Fortunately for our children, we Gen X and Y parents are finally the generation that accurately identified the shortcomings and self-delusions of those who came [just] before us, and we've figured out how best to solve all the problems in the culture we inherited. Damn, we're good. There's a longer excerpt from DFC below. A warning, though: close objects in the rearview mirror are scarier than they appear. And as any visit to a bigbox store will still tell you, PoMo never did better than PeeWee's Playhouse:

peeweesunderpants.jpg
Those of us who grew up in the postwar era have vivid memories of the bountiful merchandise dedicated to our enjoyment. It was a period when the great toy firms Mattel, Hasbro, and Marx began fighting for shares of the new market. One can still recall that the introduction of a remarkable new battery-operated toy made our collective mouths water with Pavlovian predictability. Yet it was also a time when progressive designers, many originally from Europe and some who were previously involved with avant-garde schools and workshops of the German Bauhaus or Dutch de Stijl, began to proffer alternatives to the aggressively commercial products on the market. Such graphic and industrial designers as Charles and Ray Eames, Ladislav Sutnar, and Raymond Loewy developed materials that fundamentally diverged from the hyperrealistic dolls, weapons, and other conventional fare that proliferated. The "well-designed" toys, such as Charles Eames's House of Cards, were created to help develop cognitive and intuitive skills. In reaction to the plethora of disposable gimmicks and gadgets that, frankly, made being a kid in the postwar years materially quite satisfying, a need for higher standards was recognized--a need not just for products that wouldn't break within minues of being removed from the box, but for ideas tha would both please and challenge children.

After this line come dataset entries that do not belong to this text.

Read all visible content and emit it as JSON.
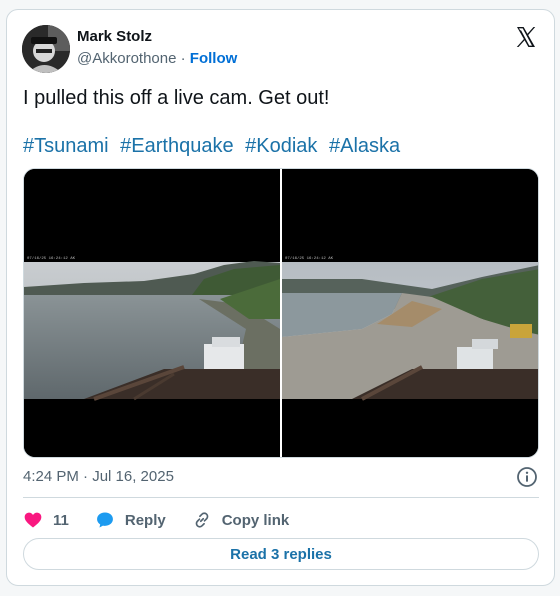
{
  "author": {
    "name": "Mark Stolz",
    "handle": "@Akkorothone",
    "separator": "·",
    "follow_label": "Follow"
  },
  "tweet": {
    "text": "I pulled this off a live cam. Get out!",
    "hashtags": [
      "#Tsunami",
      "#Earthquake",
      "#Kodiak",
      "#Alaska"
    ]
  },
  "media": {
    "left_cam_stamp": "07/16/25 16:24:12 AK",
    "right_cam_stamp": "07/16/25 16:24:12 AK"
  },
  "meta": {
    "timestamp": "4:24 PM · Jul 16, 2025"
  },
  "actions": {
    "likes": "11",
    "reply_label": "Reply",
    "copy_label": "Copy link"
  },
  "replies_button": "Read 3 replies",
  "colors": {
    "link": "#1b72a8",
    "heart": "#f91880",
    "reply_bubble": "#1d9bf0"
  }
}
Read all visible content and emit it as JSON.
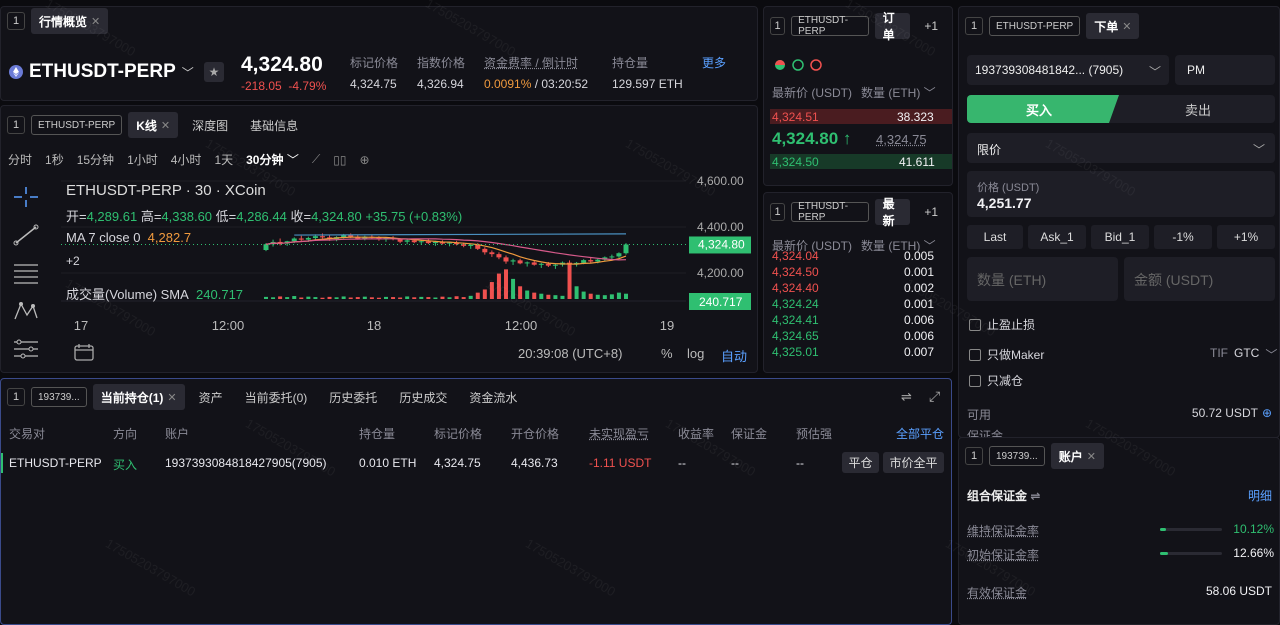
{
  "market": {
    "tab_num": "1",
    "tab_label": "行情概览",
    "symbol": "ETHUSDT-PERP",
    "price": "4,324.80",
    "change": "-218.05",
    "change_pct": "-4.79%",
    "stats": [
      {
        "label": "标记价格",
        "value": "4,324.75"
      },
      {
        "label": "指数价格",
        "value": "4,326.94"
      },
      {
        "label": "资金费率 / 倒计时",
        "value_a": "0.0091%",
        "value_b": "/ 03:20:52"
      },
      {
        "label": "持仓量",
        "value": "129.597 ETH"
      }
    ],
    "more": "更多"
  },
  "chart_panel": {
    "tab_num": "1",
    "tag": "ETHUSDT-PERP",
    "tabs": [
      "K线",
      "深度图",
      "基础信息"
    ],
    "intervals": [
      "分时",
      "1秒",
      "15分钟",
      "1小时",
      "4小时",
      "1天",
      "30分钟"
    ],
    "title": "ETHUSDT-PERP · 30 · XCoin",
    "ohlc": {
      "o_label": "开=",
      "o": "4,289.61",
      "h_label": "高=",
      "h": "4,338.60",
      "l_label": "低=",
      "l": "4,286.44",
      "c_label": "收=",
      "c": "4,324.80",
      "chg": "+35.75 (+0.83%)"
    },
    "ma_label": "MA 7 close 0",
    "ma_value": "4,282.7",
    "plus": "+2",
    "volume_label": "成交量(Volume) SMA",
    "volume_value": "240.717",
    "time_display": "20:39:08 (UTC+8)",
    "footer_pct": "%",
    "footer_log": "log",
    "footer_auto": "自动"
  },
  "chart_data": {
    "type": "candlestick",
    "y_ticks": [
      "4,600.00",
      "4,400.00",
      "4,200.00"
    ],
    "x_ticks": [
      "17",
      "12:00",
      "18",
      "12:00",
      "19"
    ],
    "last_price_label": "4,324.80",
    "volume_label": "240.717",
    "candles": [
      [
        4300,
        4330,
        4295,
        4325
      ],
      [
        4325,
        4345,
        4315,
        4335
      ],
      [
        4335,
        4350,
        4320,
        4328
      ],
      [
        4328,
        4340,
        4318,
        4338
      ],
      [
        4338,
        4355,
        4330,
        4350
      ],
      [
        4350,
        4362,
        4340,
        4345
      ],
      [
        4345,
        4358,
        4335,
        4352
      ],
      [
        4352,
        4368,
        4345,
        4360
      ],
      [
        4360,
        4372,
        4350,
        4355
      ],
      [
        4355,
        4365,
        4340,
        4348
      ],
      [
        4348,
        4360,
        4338,
        4356
      ],
      [
        4356,
        4370,
        4350,
        4364
      ],
      [
        4364,
        4372,
        4352,
        4358
      ],
      [
        4358,
        4366,
        4345,
        4350
      ],
      [
        4350,
        4362,
        4342,
        4358
      ],
      [
        4358,
        4368,
        4348,
        4354
      ],
      [
        4354,
        4360,
        4340,
        4346
      ],
      [
        4346,
        4356,
        4336,
        4352
      ],
      [
        4352,
        4360,
        4342,
        4348
      ],
      [
        4348,
        4352,
        4330,
        4336
      ],
      [
        4336,
        4348,
        4325,
        4342
      ],
      [
        4342,
        4350,
        4330,
        4334
      ],
      [
        4334,
        4342,
        4322,
        4338
      ],
      [
        4338,
        4346,
        4326,
        4330
      ],
      [
        4330,
        4340,
        4318,
        4335
      ],
      [
        4335,
        4342,
        4324,
        4328
      ],
      [
        4328,
        4336,
        4316,
        4332
      ],
      [
        4332,
        4340,
        4320,
        4325
      ],
      [
        4325,
        4332,
        4312,
        4318
      ],
      [
        4318,
        4328,
        4305,
        4322
      ],
      [
        4322,
        4330,
        4300,
        4305
      ],
      [
        4305,
        4312,
        4280,
        4290
      ],
      [
        4290,
        4298,
        4270,
        4282
      ],
      [
        4282,
        4290,
        4260,
        4268
      ],
      [
        4268,
        4276,
        4240,
        4250
      ],
      [
        4250,
        4262,
        4235,
        4255
      ],
      [
        4255,
        4262,
        4238,
        4242
      ],
      [
        4242,
        4250,
        4228,
        4246
      ],
      [
        4246,
        4255,
        4232,
        4236
      ],
      [
        4236,
        4244,
        4222,
        4240
      ],
      [
        4240,
        4248,
        4226,
        4232
      ],
      [
        4232,
        4240,
        4218,
        4236
      ],
      [
        4236,
        4250,
        4228,
        4245
      ],
      [
        4245,
        4255,
        4232,
        4238
      ],
      [
        4238,
        4248,
        4228,
        4244
      ],
      [
        4244,
        4260,
        4238,
        4256
      ],
      [
        4256,
        4266,
        4244,
        4250
      ],
      [
        4250,
        4262,
        4242,
        4258
      ],
      [
        4258,
        4272,
        4250,
        4268
      ],
      [
        4268,
        4280,
        4260,
        4272
      ],
      [
        4272,
        4290,
        4266,
        4286
      ],
      [
        4286,
        4330,
        4280,
        4324
      ]
    ],
    "volumes": [
      10,
      8,
      12,
      9,
      14,
      7,
      11,
      9,
      6,
      10,
      8,
      12,
      7,
      9,
      11,
      8,
      6,
      10,
      9,
      7,
      12,
      8,
      10,
      9,
      7,
      11,
      8,
      13,
      9,
      15,
      30,
      45,
      80,
      120,
      140,
      95,
      60,
      40,
      30,
      25,
      20,
      18,
      15,
      170,
      60,
      35,
      25,
      20,
      18,
      22,
      30,
      25
    ]
  },
  "orderbook1": {
    "tab_num": "1",
    "tag": "ETHUSDT-PERP",
    "tab": "订单",
    "plus": "+1",
    "col_price": "最新价 (USDT)",
    "col_qty": "数量 (ETH)",
    "ask": {
      "price": "4,324.51",
      "qty": "38.323"
    },
    "last": "4,324.80",
    "arrow": "↑",
    "mark": "4,324.75",
    "bid": {
      "price": "4,324.50",
      "qty": "41.611"
    }
  },
  "orderbook2": {
    "tab_num": "1",
    "tag": "ETHUSDT-PERP",
    "tab": "最新",
    "plus": "+1",
    "col_price": "最新价 (USDT)",
    "col_qty": "数量 (ETH)",
    "trades": [
      {
        "price": "4,324.04",
        "qty": "0.005",
        "side": "sell"
      },
      {
        "price": "4,324.50",
        "qty": "0.001",
        "side": "sell"
      },
      {
        "price": "4,324.40",
        "qty": "0.002",
        "side": "sell"
      },
      {
        "price": "4,324.24",
        "qty": "0.001",
        "side": "buy"
      },
      {
        "price": "4,324.41",
        "qty": "0.006",
        "side": "buy"
      },
      {
        "price": "4,324.65",
        "qty": "0.006",
        "side": "buy"
      },
      {
        "price": "4,325.01",
        "qty": "0.007",
        "side": "buy"
      }
    ]
  },
  "order": {
    "tab_num": "1",
    "tag": "ETHUSDT-PERP",
    "tab": "下单",
    "account": "193739308481842... (7905)",
    "pm": "PM",
    "buy": "买入",
    "sell": "卖出",
    "type": "限价",
    "price_label": "价格 (USDT)",
    "price_value": "4,251.77",
    "quick": [
      "Last",
      "Ask_1",
      "Bid_1",
      "-1%",
      "+1%"
    ],
    "qty_placeholder": "数量 (ETH)",
    "amount_placeholder": "金额 (USDT)",
    "tpsl": "止盈止损",
    "maker": "只做Maker",
    "tif_label": "TIF",
    "tif_value": "GTC",
    "reduce": "只减仓",
    "avail_label": "可用",
    "avail_value": "50.72 USDT",
    "margin_cut": "保证金"
  },
  "account": {
    "tab_num": "1",
    "tag": "193739...",
    "tab": "账户",
    "title": "组合保证金",
    "detail": "明细",
    "rows": [
      {
        "label": "维持保证金率",
        "value": "10.12%",
        "ratio": 0.1012,
        "color": "green"
      },
      {
        "label": "初始保证金率",
        "value": "12.66%",
        "ratio": 0.1266,
        "color": "white"
      }
    ],
    "effective_label": "有效保证金",
    "effective_value": "58.06 USDT"
  },
  "positions": {
    "tab_num": "1",
    "tag": "193739...",
    "tabs": [
      "当前持仓(1)",
      "资产",
      "当前委托(0)",
      "历史委托",
      "历史成交",
      "资金流水"
    ],
    "close_all": "全部平仓",
    "headers": [
      "交易对",
      "方向",
      "账户",
      "持仓量",
      "标记价格",
      "开仓价格",
      "未实现盈亏",
      "收益率",
      "保证金",
      "预估强"
    ],
    "row": [
      "ETHUSDT-PERP",
      "买入",
      "1937393084818427905(7905)",
      "0.010 ETH",
      "4,324.75",
      "4,436.73",
      "-1.11 USDT",
      "--",
      "--",
      "--"
    ],
    "btn_close": "平仓",
    "btn_market_close": "市价全平"
  },
  "watermark": "17505203797000"
}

Still, what kid would opt for a Creative Plaything, one of those handsomely designed yet static "educational" toys so popular with adults in the 1960s, over the plastic Rock-em-Sock-em Robots or other commercial action toys of the same period? Despite the push among enlightened adults for alternatives and the efforts of progressive thinkers to enhance life through effective design, even by the 1960s and 70s the resistance to good design was still strong among marketers--and children bombarded with mesmerizing advertising.

Actually, children had other, perhaps intuitive, reasons to prefer the mass-market aesthetics. In 1963, an issue of Design Quarterly (#57; Walker Art Center, Minneapolis) was devoted to children's furniture and showed stunning reproductions of elegantly proportioned modern forms from Denmark, Great Britain, and Sweden. These were promoted as paradigms of a new sensibility. In one photograph two children play with an Erector Set, which they've obviously taken out of a handsomely designed, very functional modular storage crate. The sterility of this ideal scene overwhelms even one sympathetic to modern design. For in trying to create a perfectly designed environment--one that an adult would surely accept--the childhood aesthetic was lost.

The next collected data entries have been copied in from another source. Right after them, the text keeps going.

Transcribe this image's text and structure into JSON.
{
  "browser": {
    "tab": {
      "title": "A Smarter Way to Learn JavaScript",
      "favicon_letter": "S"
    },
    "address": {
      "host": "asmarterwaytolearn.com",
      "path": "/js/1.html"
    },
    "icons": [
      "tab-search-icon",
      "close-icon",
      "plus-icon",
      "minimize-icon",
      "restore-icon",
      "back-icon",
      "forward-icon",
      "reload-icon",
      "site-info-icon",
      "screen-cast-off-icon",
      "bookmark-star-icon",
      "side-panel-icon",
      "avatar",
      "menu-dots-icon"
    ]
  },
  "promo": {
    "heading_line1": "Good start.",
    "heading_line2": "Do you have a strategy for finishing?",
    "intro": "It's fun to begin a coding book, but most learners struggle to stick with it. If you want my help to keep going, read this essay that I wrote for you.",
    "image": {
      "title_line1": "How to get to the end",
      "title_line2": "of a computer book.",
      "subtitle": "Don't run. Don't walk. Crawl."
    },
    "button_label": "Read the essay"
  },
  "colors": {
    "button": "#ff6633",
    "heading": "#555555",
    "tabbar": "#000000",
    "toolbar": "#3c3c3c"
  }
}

The modern dictum, "Form follows function" led to a belief in the rightness of simplified form, which in theory should apply to everyone regardless of age. Yet mature adults have different aesthetics than children do, and children have different preferences even among themselves. The problem with designing for children in the 1960s and early 70s was that many innovative designers were reacting to chaos and imposing a sense of order that was not instinctively in tune with children. Despite efforts to mold children into our own image, the most effective design is not based on sophisticated avant-gardisms but on qualities that somehow respond to the child within and without.

Only recently has a generation come of age that fully embraces a "Peter Pan Principle"--the idea that a child-like state of mind can and should be perpetuated, in this case through art and design. While this statement may seem to invalidate a long heritage of remarkable efforts in behalf of children, and appears to be biased in favor of our own generation, it can be argued that baby boomers have been more intensely involved in children's culture than previous generations, who had to slog through the muck of the Depression and mire of war, and that we are now continually bombarded with this culture through media that didn't exist for preceding generations. Rather than reinvent the child's environment through sophisticated methodologies that often owe more to some theory of functionalism than to childhood, many artist and designers today--baby boomers mostly--are revisiting their own experiences, reprising, assimilating, and synthesizing images and icons of the past three decades into a contemporary children's culture.